Indeed, there have been warning signs for quite some time that big investors, from a purely financial perspective, need to think hard about fossil fuels. The S&P 500 stock index is up around 50 percent from 10 years ago. Oil stocks over the same period are up just over 1 percent.
And business is arguably only going to get harder. Global financial regulators are starting to work out a standard system for companies to voluntarily disclose climate risks, the governor of the Bank of England has warned insurance companies that they're at risk of being wiped out by climate change, and Saudi Arabia wants to kick its oil habit.
A 2013 report from England's Institute and Faculty of Actuaries found that under business-as-usual policies, resource scarcity associated with a changing climate could stall the global economy and cause pension funds to be unable to pay out benefits.

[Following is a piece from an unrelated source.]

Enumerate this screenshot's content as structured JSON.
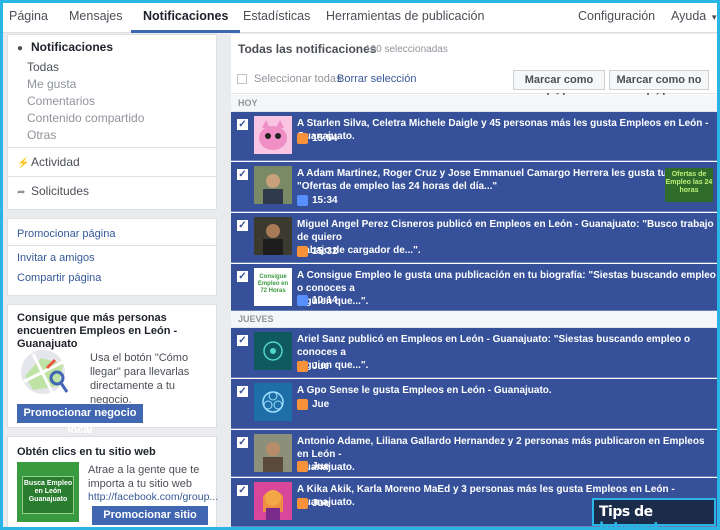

So what should a prudent pension fund manager do? “There are many ways to skin the climate-risk cat,” Poulter said. Funds can engage with fossil fuel companies and try to push companies to deal with the climate-related risk they face. Or they can choose to screen out companies that haven’t come to grips with that risk. They can invest in renewable energy firms and other companies that will prosper in a low-emissions world. And since the funds we're talking about are worth hundreds of billions of dollars, they could realistically do a little bit of all of the above.
The point of the analysis isn’t to be prescriptive or legalistic in telling pension funds what they should or shouldn’t do. It’s to push them to understand the reality of the climate risk embedded in their investments, and explain to their members -- whose retirements are on the line -- what they are doing (or not), and why.
What Poulter wants is for pension fund managers to realize that they can’t ignore climate change. When oil is at $43 dollars a barrel, the Paris agreement is striving to keep global temperatures from rising and “you’ve the likes of Saudi Arabia selling their main asset because they see an oil-free world,” it’s just not acceptable for pension funds to act like nothing is happening.